SUMUTPSO.CO – Rencana Kementerian Perhubungan (Kemenhub) membuka layanan uji Kir gratis bagi para sopir taksi online dan konvensional, menuai pro dan kontra. Pasalnya, kebijakan tersebut bakal merugikan pemerintah daerah kabupaten kota dari sektor pendapatan asli daerah (PAD). Karenanya, Pemda kabupaten kota, khususnya di Sumatera Utara disarankan menolak kebijakan tersebut.
Menteri Perhubungan (Menhub) Budi Karya Sumadi terus memberikan kemudahan dalam pengurusan kelengkapan dokumen kendaraan bermotor bagi sopir taksi online dan konvensional.

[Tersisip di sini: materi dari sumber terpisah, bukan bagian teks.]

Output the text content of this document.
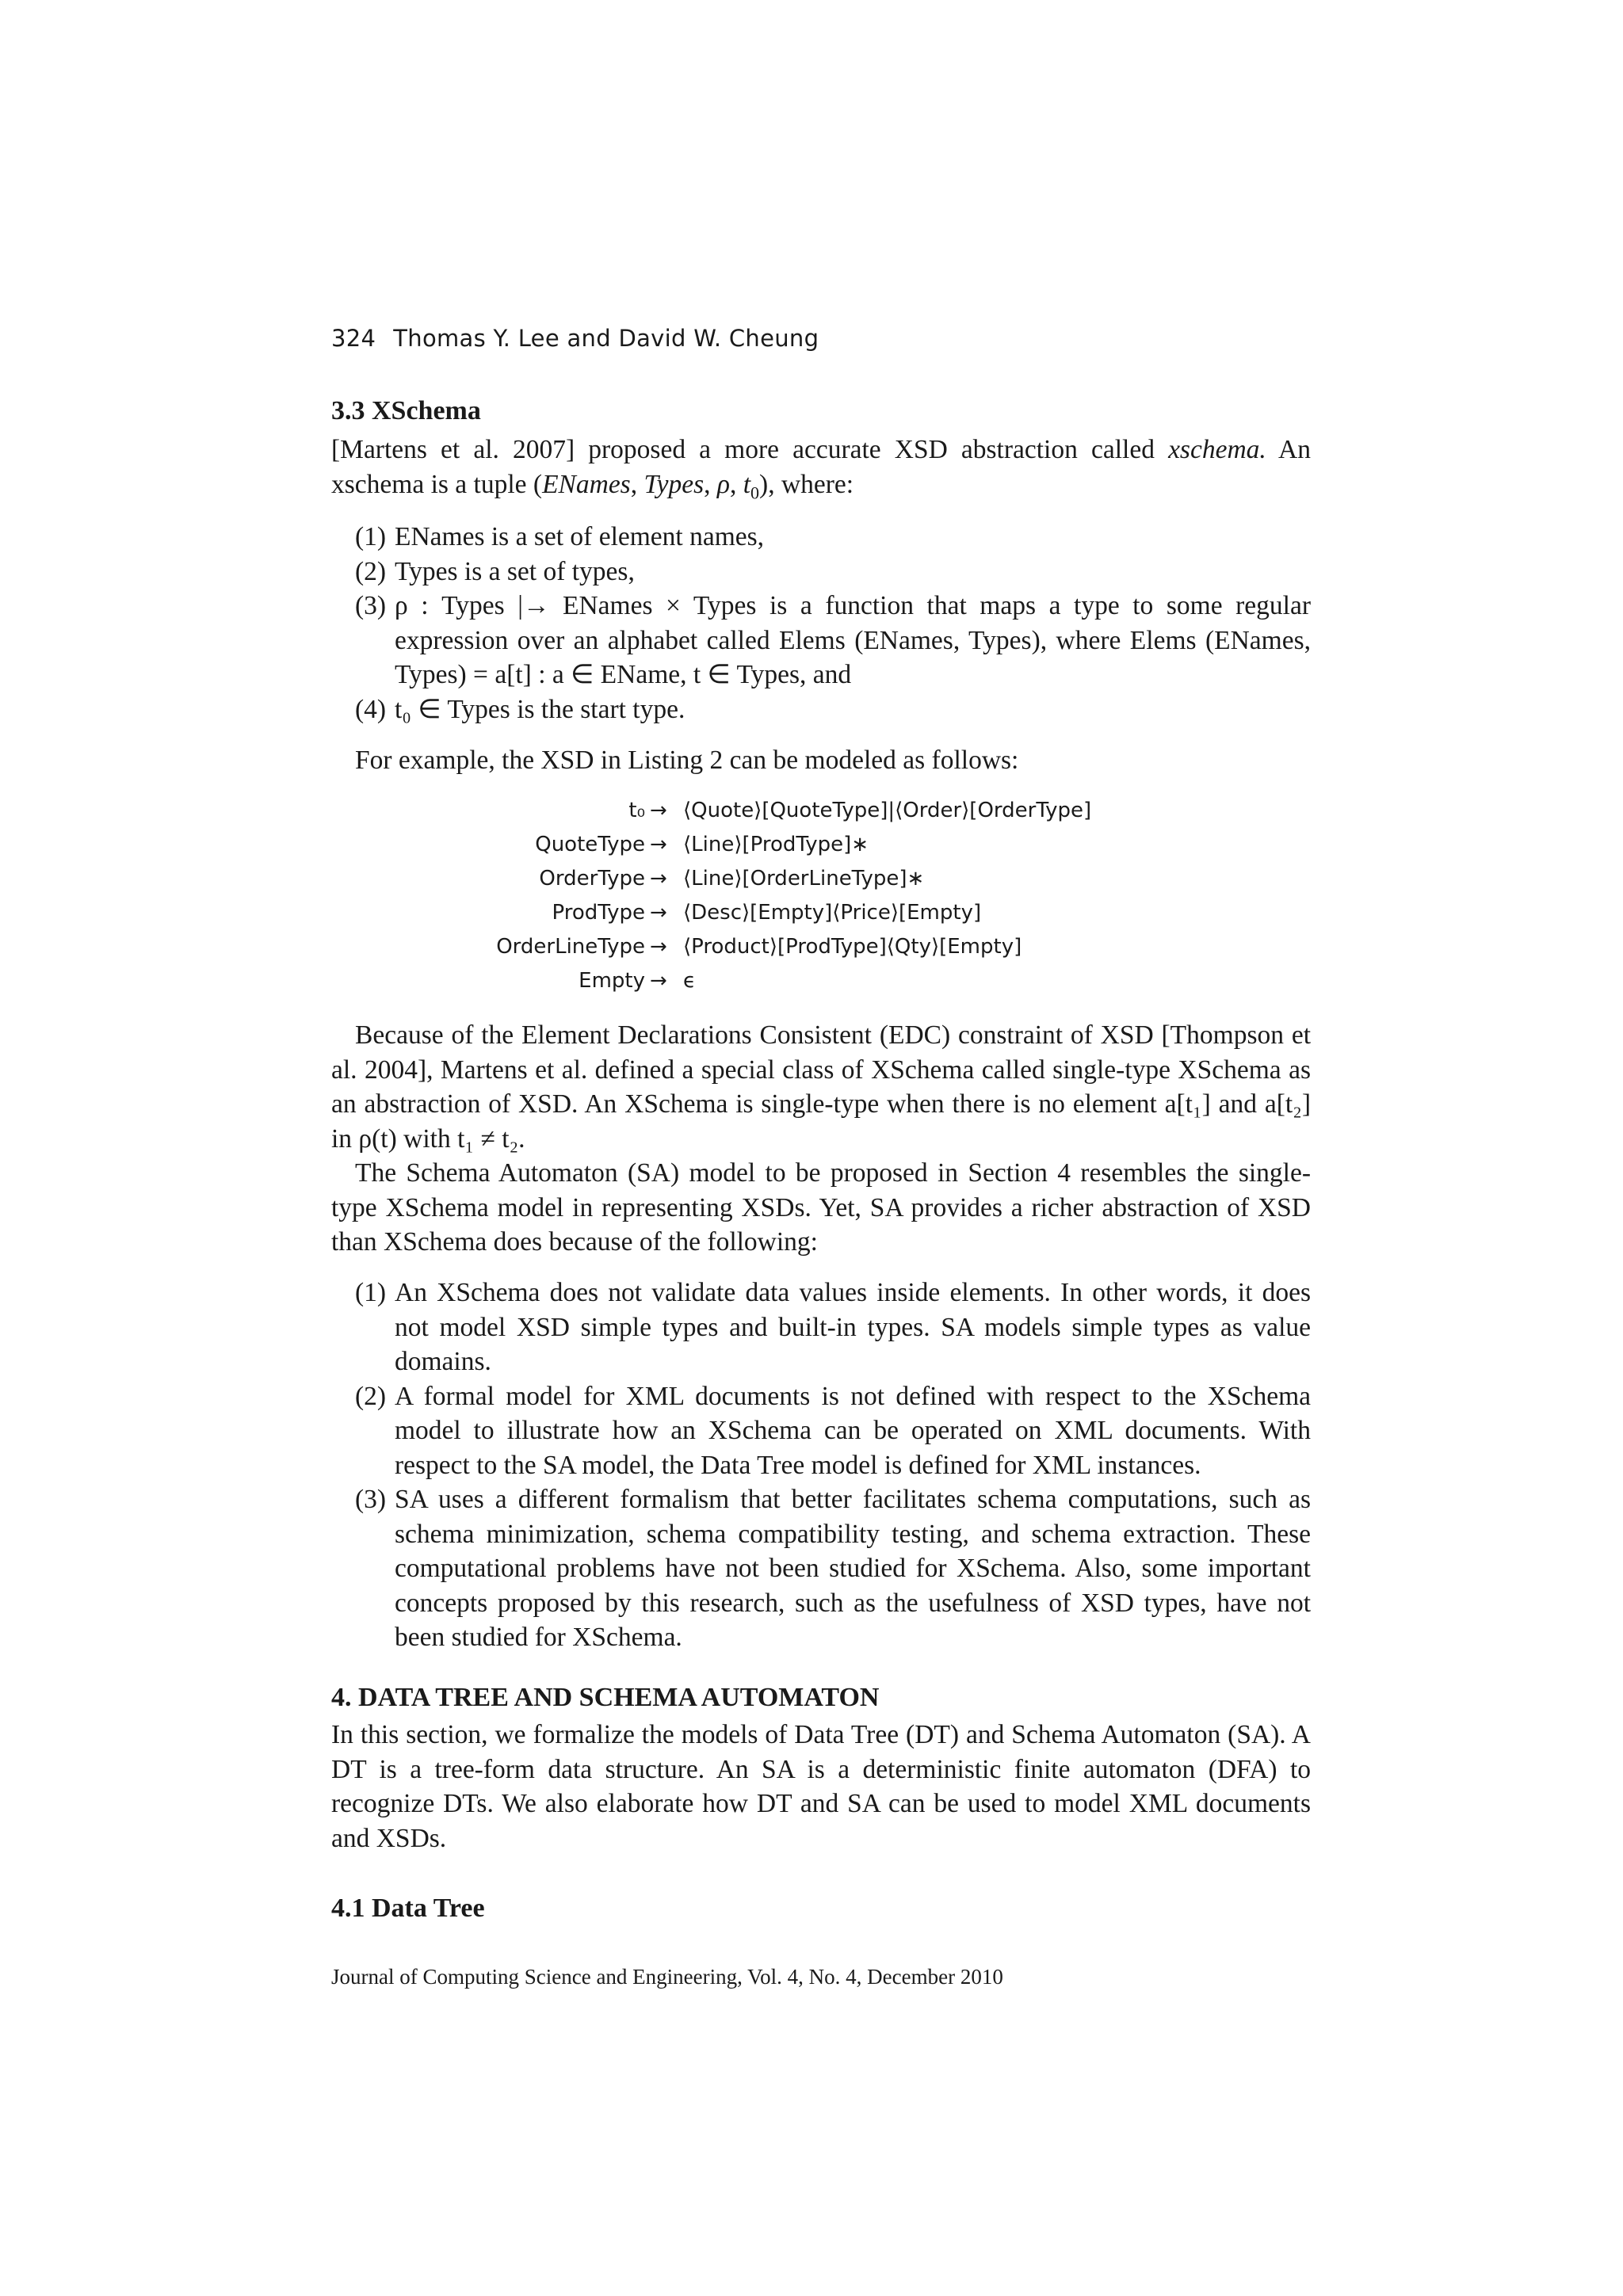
324 Thomas Y. Lee and David W. Cheung
3.3 XSchema
[Martens et al. 2007] proposed a more accurate XSD abstraction called xschema. An xschema is a tuple (ENames, Types, ρ, $t_0$), where:
(1) ENames is a set of element names,
(2) Types is a set of types,
(3) ρ : Types |→ ENames × Types is a function that maps a type to some regular expression over an alphabet called Elems (ENames, Types), where Elems (ENames, Types) = a[t] : a ∈ EName, t ∈ Types, and
(4) t₀ ∈ Types is the start type.
For example, the XSD in Listing 2 can be modeled as follows:
t₀ → ⟨Quote⟩[QuoteType]|⟨Order⟩[OrderType]
QuoteType → ⟨Line⟩[ProdType]∗
OrderType → ⟨Line⟩[OrderLineType]∗
ProdType → ⟨Desc⟩[Empty]⟨Price⟩[Empty]
OrderLineType → ⟨Product⟩[ProdType]⟨Qty⟩[Empty]
Empty → ϵ
Because of the Element Declarations Consistent (EDC) constraint of XSD [Thompson et al. 2004], Martens et al. defined a special class of XSchema called single-type XSchema as an abstraction of XSD. An XSchema is single-type when there is no element a[t₁] and a[t₂] in ρ(t) with t₁ ≠ t₂.
The Schema Automaton (SA) model to be proposed in Section 4 resembles the single-type XSchema model in representing XSDs. Yet, SA provides a richer abstraction of XSD than XSchema does because of the following:
(1) An XSchema does not validate data values inside elements. In other words, it does not model XSD simple types and built-in types. SA models simple types as value domains.
(2) A formal model for XML documents is not defined with respect to the XSchema model to illustrate how an XSchema can be operated on XML documents. With respect to the SA model, the Data Tree model is defined for XML instances.
(3) SA uses a different formalism that better facilitates schema computations, such as schema minimization, schema compatibility testing, and schema extraction. These computational problems have not been studied for XSchema. Also, some important concepts proposed by this research, such as the usefulness of XSD types, have not been studied for XSchema.
4. DATA TREE AND SCHEMA AUTOMATON
In this section, we formalize the models of Data Tree (DT) and Schema Automaton (SA). A DT is a tree-form data structure. An SA is a deterministic finite automaton (DFA) to recognize DTs. We also elaborate how DT and SA can be used to model XML documents and XSDs.
4.1 Data Tree
Journal of Computing Science and Engineering, Vol. 4, No. 4, December 2010
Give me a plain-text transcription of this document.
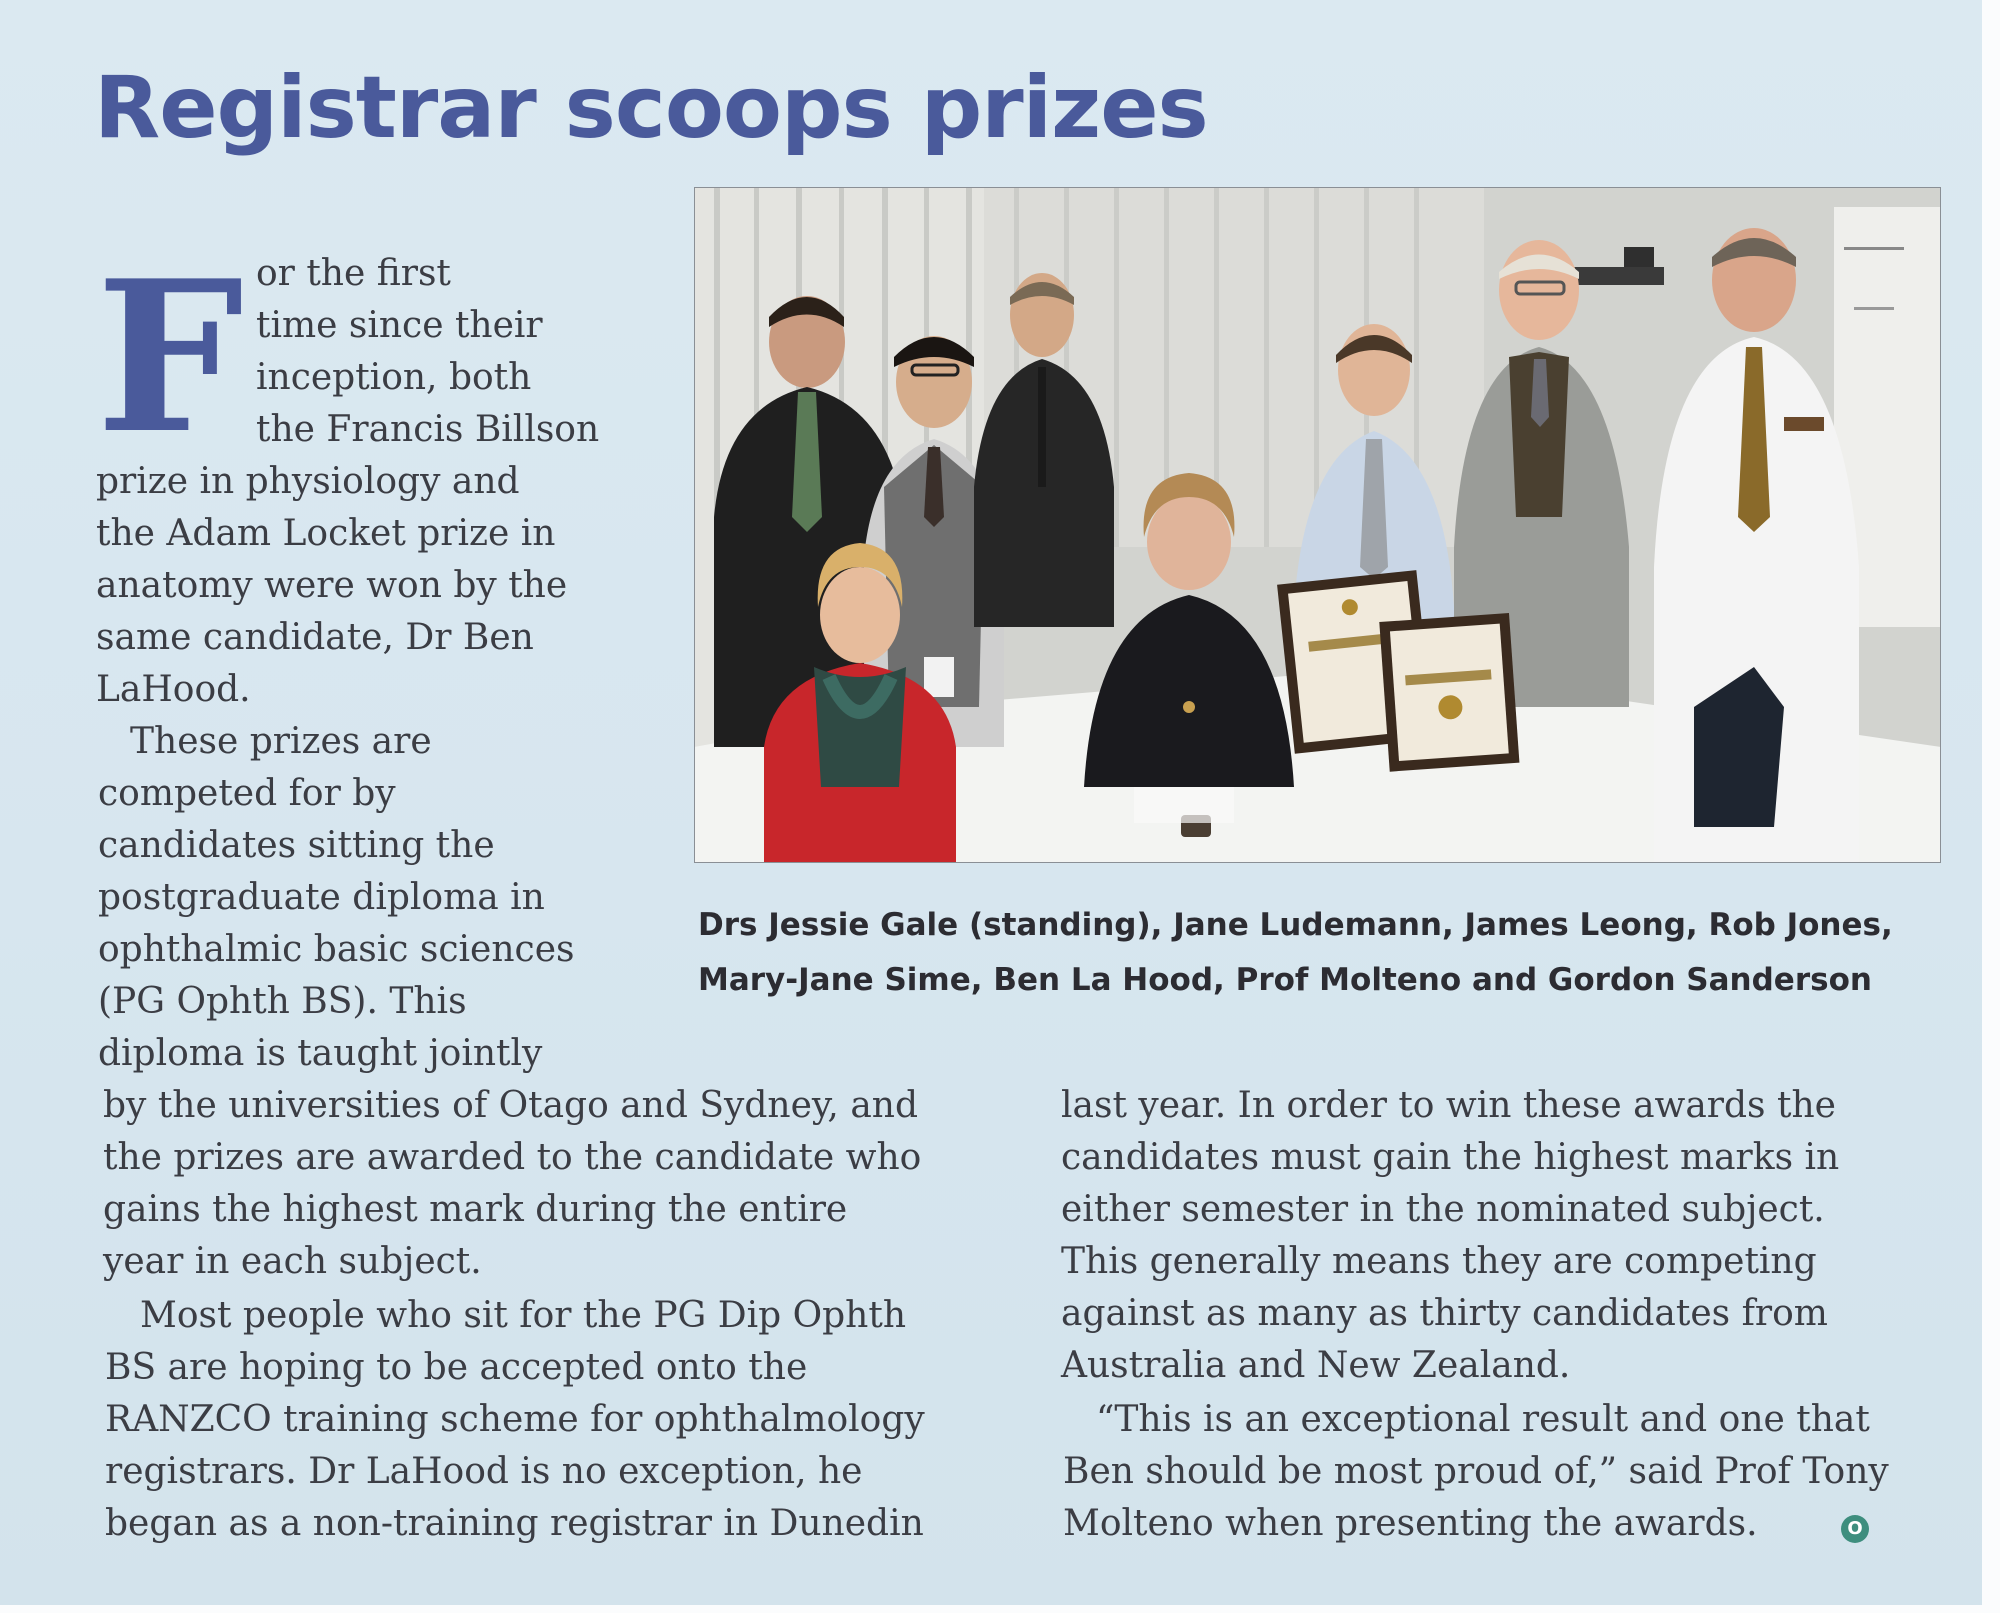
Registrar scoops prizes
F or the first
time since their
inception, both
the Francis Billson
prize in physiology and
the Adam Locket prize in
anatomy were won by the
same candidate, Dr Ben
LaHood.
These prizes are
competed for by
candidates sitting the
postgraduate diploma in
ophthalmic basic sciences
(PG Ophth BS). This
diploma is taught jointly
by the universities of Otago and Sydney, and
the prizes are awarded to the candidate who
gains the highest mark during the entire
year in each subject.
Most people who sit for the PG Dip Ophth
BS are hoping to be accepted onto the
RANZCO training scheme for ophthalmology
registrars. Dr LaHood is no exception, he
began as a non-training registrar in Dunedin
last year. In order to win these awards the
candidates must gain the highest marks in
either semester in the nominated subject.
This generally means they are competing
against as many as thirty candidates from
Australia and New Zealand.
“This is an exceptional result and one that
Ben should be most proud of,” said Prof Tony
Molteno when presenting the awards.	O
Drs Jessie Gale (standing), Jane Ludemann, James Leong, Rob Jones,
Mary-Jane Sime, Ben La Hood, Prof Molteno and Gordon Sanderson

Selain pengurusan SIM A Umum murah, Menhub juga akan membuka layanan uji Kir gratis. Namun, kebijakan layanan uji Kir gratris ini dinilai merugikan pemerintah daerah.
“Sudah sepantasnya daerah mempunyai keleluasaan mencari pendapat yang sah, dan tugas pemerintah pusat melakukan fungsi pembinaan lewat pemerintah provinsi,” kata pengamat anggaran Elfenda Ananda kepada Sumut Pos, Selasa (27/2).
Elfenda menilai, sebenarnya pemerintah daerah kabupaten/kota seluruh Indonesia sudah semakin terbatas penerimaan daerah dengan adanya UU 28 tahun 2009 tentang Pajak dan Retribusi Daerah. “Sejak adanya UU itu, daerah tidak leluasa lagi mengutip pajak dan retribusi daerah. Harusnya, jangan lagi hak daerah dikurangi. Sudah sepantasnya daerah mempunyai keleluasaan mencari pendapatan yang sah. Tugas pemerintah pusat melakukan fungsi pembinaan lewat pemprov, agar pemerintah kabupaten kota lebih tertib dan disiplin dan patuh pada aturan,” katanya.
Mantan Sekretaris Eksekutif Forum Indonesia untuk Transparansi Anggaran (FITRA) Sumut ini mengungkapkan, terkhusus Pemko Medan, hal ini justru jangan hanya menjadi fungsi untuk mencari uang. Apalagi semakin padatnya kendaraan harus menjadi alat kontrol agar melalui uji Kir menjadi efektif dalam pengawasan.
Lantas, apakah statemen Menhub tersebut perlu diikuti pemda? “Daerah harusnya menolak. Namun, itu butuh keberanian daerah. Kenapa harus ditolak? Masalah lalu lintas sebagian besar ada di daerah, pemerintah pusat berfungsi pembinaan dan koordinasi. Macat dan kesemrawutan tentunya yang menghadapi sebagian besar daerah,” terangnya.
Selain itu, imbuh Elfenda, prinsip keadilan juga harus diterapkan. Dimana, membiarkan daerah memproleh pemasukan atas hilir mudiknya kenderaan di daerahnya. “Yang penting pemerintah pusat memberikan perlindungan kepada pemilik kendaraan sekaligus memberikan kenyamanan berlalu lintas serta terciptanya keadilan,” pungkasnya.